The Wasted Onion

Wasted Onion CEO: ‘Our New Website Contains Every Virus And Tracker Known To Man’

Wasted Onion CEO: ‘Our New Website Contains Every Virus And Tracker Known To Man’
22 MARCH 2026

DUNDEE, SCOTLAND—Speaking at a corporate event to celebrate the launch of his news organisations latest milestone, owner of news organisation The Wasted Onion Clef Bozos said that its new website contains every kind of virus and tracker known to the human race. "Our new website contains every virus and tracker known to man. From trojans to worms and even malware, the brand new website of the The Only News Source is filled to the brim with an endless barrage of malicious code that will leave your device begging for mercy," said the owner of The Wasted Company to a room full of psychologically damaged billionaires vying to influence you via The Wasted Onion's journalism. "And don't forget about all the cookie popups that have multiple menus and will end up asking you for payment to not be tracked by third party cookies.
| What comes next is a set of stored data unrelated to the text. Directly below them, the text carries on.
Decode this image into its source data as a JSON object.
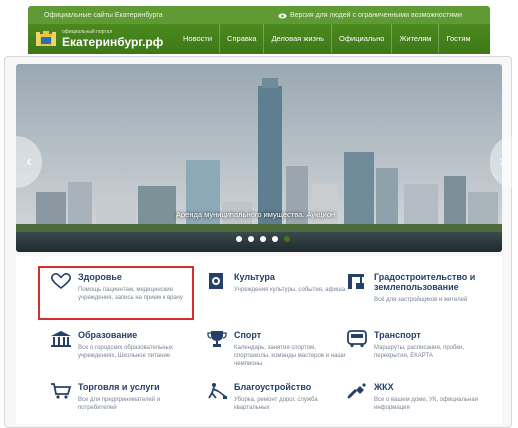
{
  "topbar": {
    "official_sites": "Официальные сайты Екатеринбурга",
    "accessibility_version": "Версия для людей с ограниченными возможностями"
  },
  "header": {
    "logo_subtitle": "официальный портал",
    "logo_title": "Екатеринбург.рф",
    "nav": [
      "Новости",
      "Справка",
      "Деловая жизнь",
      "Официально",
      "Жителям",
      "Гостям"
    ]
  },
  "slider": {
    "caption": "Аренда муниципального имущества. Аукцион",
    "dot_count": 5,
    "active_dot": 5
  },
  "categories": [
    {
      "icon": "heart-icon",
      "title": "Здоровье",
      "desc": "Помощь пациентам, медицинские учреждения, запись на прием к врачу"
    },
    {
      "icon": "culture-icon",
      "title": "Культура",
      "desc": "Учреждения культуры, события, афиша"
    },
    {
      "icon": "construction-icon",
      "title": "Градостроительство и землепользование",
      "desc": "Всё для застройщиков и жителей"
    },
    {
      "icon": "education-icon",
      "title": "Образование",
      "desc": "Все о городских образовательных учреждениях, Школьное питание"
    },
    {
      "icon": "trophy-icon",
      "title": "Спорт",
      "desc": "Календарь, занятия спортом, спортшколы, команды мастеров и наши чемпионы"
    },
    {
      "icon": "bus-icon",
      "title": "Транспорт",
      "desc": "Маршруты, расписания, пробки, перекрытия, ЕКАРТА"
    },
    {
      "icon": "cart-icon",
      "title": "Торговля и услуги",
      "desc": "Все для предпринимателей и потребителей"
    },
    {
      "icon": "gardener-icon",
      "title": "Благоустройство",
      "desc": "Уборка, ремонт дорог, служба квартальных"
    },
    {
      "icon": "plumbing-icon",
      "title": "ЖКХ",
      "desc": "Все о вашем доме, УК, официальная информация"
    }
  ],
  "colors": {
    "brand_green": "#4b8a1f",
    "title_blue": "#25406b",
    "highlight_red": "#d32f2f"
  }
}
Oh, and I adore all the invasive fingerprinting tech we shoved into every nook and cranny of this bloated website, we're going to know all of the specs of your device before you even get past all the ads." Later during an investors call with Satan, Mr. Bozos also mention how The Wasted Onion's new website would force the users device to self-destruct if they did not turn off their adblocker. At press time, senior leadership at The Wasted Company were pressuring its development team of hypnotised monkeys to create an age verification gate to access the website, hoping to share the information with Palantir.